Jambi, Indonesia – Agus Setio Pembudi has been working as a volunteer firefighter for almost two months, trying to quell vicious forest fires that have ravaged parts of Indonesia including the islands of Sumatra and Kalimantan since July.
Last week, he almost paid for it with his life.
“I’d been out in the fields since the morning and the water pump I was using ran out of petrol (to power it),” Pembudi, a local farmer told Al Jazeera. “Without any water, I couldn’t keep the smoke away and I couldn’t get enough oxygen. I started shouting to my team. I don’t remember anything after that.”
Pembudi collapsed in the middle of the burning forest and was only saved because other volunteers heard his cries for help.
“I heard him screaming, but I couldn’t see him through the haze,” said Pastor Polke Pelle, another volunteer firefighter in the village of Catur Rahayu in Jambi, Sumatra.
“Fortunately he screamed again and we were able to locate him. One of the stronger members of the team dragged him out, and I went on my motorbike to get an ambulance to evacuate him.”
Parts of Indonesia have been ablaze since July blanketing Borneo and Sumatra in a thick toxic haze that spread into neighbouring countries including Malaysia and Singapore this month.
Many of the fires are thought to be the result of plantation owners burning land for the new planting season – a practice that has blighted Southeast Asia for years but is supposed to be outlawed.
In August, Indonesian president Joko Widodo, popularly known as Jokowi, took a tough line on the fires.
“I have told the military and police chiefs to fire whoever fails to tackle the forest and land fires,” he told the media.
Last week, he said that 6,000 troops had been dispatched to the affected areas, reassuring the public that the government had made “every effort” to address the problem.

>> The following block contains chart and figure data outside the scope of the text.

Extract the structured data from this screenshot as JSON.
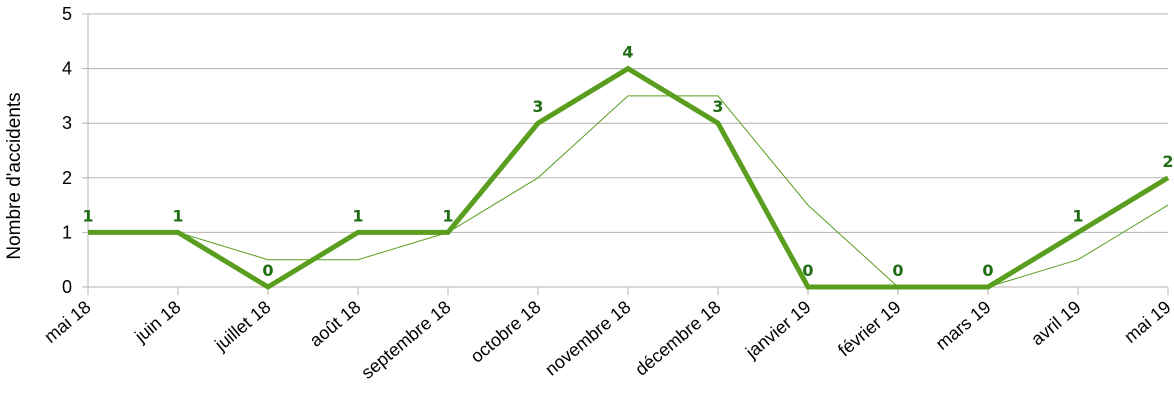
{
  "chart_data": {
    "type": "line",
    "title": "",
    "xlabel": "",
    "ylabel": "Nombre d'accidents",
    "ylim": [
      0,
      5
    ],
    "yticks": [
      0,
      1,
      2,
      3,
      4,
      5
    ],
    "grid": true,
    "legend": "none",
    "categories": [
      "mai 18",
      "juin 18",
      "juillet 18",
      "août 18",
      "septembre 18",
      "octobre 18",
      "novembre 18",
      "décembre 18",
      "janvier 19",
      "février 19",
      "mars 19",
      "avril 19",
      "mai 19"
    ],
    "series": [
      {
        "values": [
          1,
          1,
          0,
          1,
          1,
          3,
          4,
          3,
          0,
          0,
          0,
          1,
          2
        ],
        "data_labels": [
          "1",
          "1",
          "0",
          "1",
          "1",
          "3",
          "4",
          "3",
          "0",
          "0",
          "0",
          "1",
          "2"
        ],
        "color": "#5a9e1f"
      },
      {
        "values": [
          null,
          1,
          0.5,
          0.5,
          1,
          2,
          3.5,
          3.5,
          1.5,
          0,
          0,
          0.5,
          1.5
        ],
        "color": "#5a9e1f"
      }
    ]
  }
}
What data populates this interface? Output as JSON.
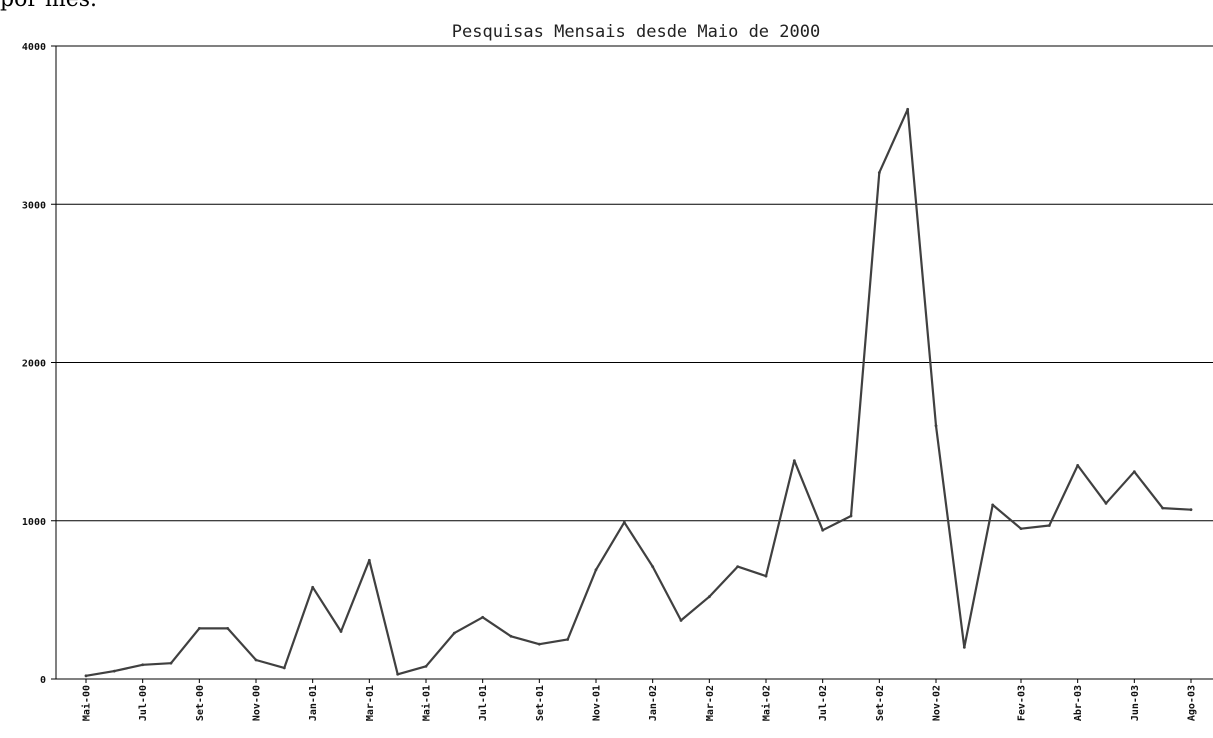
{
  "header_overflow_text": "por mês.",
  "chart_data": {
    "type": "line",
    "title": "Pesquisas Mensais desde Maio de 2000",
    "xlabel": "",
    "ylabel": "",
    "ylim": [
      0,
      4000
    ],
    "yticks": [
      0,
      1000,
      2000,
      3000,
      4000
    ],
    "grid": "horizontal",
    "line_color": "#404040",
    "categories": [
      "Mai-00",
      "Jun-00",
      "Jul-00",
      "Ago-00",
      "Set-00",
      "Out-00",
      "Nov-00",
      "Dez-00",
      "Jan-01",
      "Fev-01",
      "Mar-01",
      "Abr-01",
      "Mai-01",
      "Jun-01",
      "Jul-01",
      "Ago-01",
      "Set-01",
      "Out-01",
      "Nov-01",
      "Dez-01",
      "Jan-02",
      "Fev-02",
      "Mar-02",
      "Abr-02",
      "Mai-02",
      "Jun-02",
      "Jul-02",
      "Ago-02",
      "Set-02",
      "Out-02",
      "Nov-02",
      "Dez-02",
      "Jan-03",
      "Fev-03",
      "Mar-03",
      "Abr-03",
      "Mai-03",
      "Jun-03",
      "Jul-03",
      "Ago-03"
    ],
    "tick_labels": [
      "Mai-00",
      "Jul-00",
      "Set-00",
      "Nov-00",
      "Jan-01",
      "Mar-01",
      "Mai-01",
      "Jul-01",
      "Set-01",
      "Nov-01",
      "Jan-02",
      "Mar-02",
      "Mai-02",
      "Jul-02",
      "Set-02",
      "Nov-02",
      "Fev-03",
      "Abr-03",
      "Jun-03",
      "Ago-03"
    ],
    "tick_label_indices": [
      0,
      2,
      4,
      6,
      8,
      10,
      12,
      14,
      16,
      18,
      20,
      22,
      24,
      26,
      28,
      30,
      33,
      35,
      37,
      39
    ],
    "series": [
      {
        "values": [
          {
            "m": "Mai-00",
            "v": 20
          },
          {
            "m": "Jun-00",
            "v": 50
          },
          {
            "m": "Jul-00",
            "v": 90
          },
          {
            "m": "Ago-00",
            "v": 100
          },
          {
            "m": "Set-00",
            "v": 320
          },
          {
            "m": "Out-00",
            "v": 320
          },
          {
            "m": "Nov-00",
            "v": 120
          },
          {
            "m": "Dez-00",
            "v": 70
          },
          {
            "m": "Jan-01",
            "v": 580
          },
          {
            "m": "Fev-01",
            "v": 300
          },
          {
            "m": "Mar-01",
            "v": 750
          },
          {
            "m": "Abr-01",
            "v": 30
          },
          {
            "m": "Mai-01",
            "v": 80
          },
          {
            "m": "Jun-01",
            "v": 290
          },
          {
            "m": "Jul-01",
            "v": 390
          },
          {
            "m": "Ago-01",
            "v": 270
          },
          {
            "m": "Set-01",
            "v": 220
          },
          {
            "m": "Out-01",
            "v": 250
          },
          {
            "m": "Nov-01",
            "v": 690
          },
          {
            "m": "Dez-01",
            "v": 990
          },
          {
            "m": "Jan-02",
            "v": 710
          },
          {
            "m": "Fev-02",
            "v": 370
          },
          {
            "m": "Mar-02",
            "v": 520
          },
          {
            "m": "Abr-02",
            "v": 710
          },
          {
            "m": "Mai-02",
            "v": 650
          },
          {
            "m": "Jun-02",
            "v": 1380
          },
          {
            "m": "Jul-02",
            "v": 940
          },
          {
            "m": "Ago-02",
            "v": 1030
          },
          {
            "m": "Set-02",
            "v": 3200
          },
          {
            "m": "Out-02",
            "v": 3600
          },
          {
            "m": "Nov-02",
            "v": 1600
          },
          {
            "m": "Dez-02",
            "v": 200
          },
          {
            "m": "Jan-03",
            "v": 1100
          },
          {
            "m": "Fev-03",
            "v": 950
          },
          {
            "m": "Mar-03",
            "v": 970
          },
          {
            "m": "Abr-03",
            "v": 1350
          },
          {
            "m": "Mai-03",
            "v": 1110
          },
          {
            "m": "Jun-03",
            "v": 1310
          },
          {
            "m": "Jul-03",
            "v": 1080
          },
          {
            "m": "Ago-03",
            "v": 1070
          }
        ]
      }
    ]
  }
}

We have no idea of the long term effects that being in the haze for such a long period of time will have on the volunteers
Irmansyah, environmental activist
But in Jambi, local environmental activist, Irmansyah, who like many Indonesians only goes by one name, said the government response had been underwhelming, and that even face masks were in short supply in rural areas.
The president’s tough talk had also made local officials fearful, people on the ground told Al Jazeera on condition of anonymity. Many were worried they would lose their jobs if they took action to protect their communities because such efforts would be seen as admitting that the haze was a major problem, they said.
At the site of some of the worst fires around Catur Rahayu village, it is local people who are on the front lines. There were no members of the military, the police or government agencies in attendance.
“Post-2015, local companies and the government have organised groups of volunteers to fight the fires,” Irmansyah who works for the non-governmental organisation Yayasan Keadilan Rakyat, told Al Jazeera, referring to the last time the fires were so severe.
“They give them training but don’t provide them with enough firefighting equipment or protection like full-face masks. We also have no idea of the long term effects that being in the haze for such a long period of time will have on the volunteers.”
‘We all donate’
Andre is the head of one such volunteer group originally recruited by the government called Masyarakat Peduli Api (MPA) or “The Fire Care Community”.
Fighting the flames every day is exhausting many of the men, who are mostly local farmers.
“We force ourselves to work, and everyone is so tired,” said Andre. “We can’t split ourselves in half, but we have to help, so we just keep going in.”
The volunteers have had to abandon their jobs in order to help with the firefighting effort and while they received six million Indonesian rupiah ($425) from the government, it has not been enough.
Now they’re using their own money to buy food and fuel for the water pumps.
“It takes 10 litres of petrol to power a water pump for half a day and petrol is now IDR9,000 ($0.64) per litre,” Andre said. “We all donate and pay for it ourselves.”
In order to get an operational licence, plantation companies must agree to help extinguish any fire within a five-kilometre (3.1 mile) radius of their concession.
Environmental activist Irmansyah said some companies sent their own members of staff to help fight the fires without providing them with medical checks and essentials such as oxygen tanks, putting their workers’ health at risk.
One such group of local firefighters work for a plantation company known as PT BBIP and told Al Jazeera they were sent by the company to tackle fires in neighbouring areas at the beginning of September.
All the men in the group usually work as security guards at PT BBIP. The company allowed the men to speak on its behalf.
“We don’t know when we’ll get to go back to work,” said Bosar Pardede, the leader of the group. “At night we sleep in our tent and our company sends us food. But we have been fishing in the canals to get extra protein.”
The fields are separated by a canal system which is meant to stop the fires from spreading, and the men have been fishing for eels and catfish which they fry over a bonfire at night.
Another member of the group, Ambo, said that living on the edge of a burning forest every day was gruelling for the men, who work in 12-hour shifts.
“We get very dizzy and it’s like being drunk,” he said. “But we’re not scared, we’re all in this together.”
Pembudi echoes the sentiment.
Despite the health risks and his recent hospital visit, he said he will continue to go back and fight the fires for as long as necessary.
“I feel traumatised, but then I see my friends chasing the fires,” he said. “When everyone else is going in, how can I not follow them?”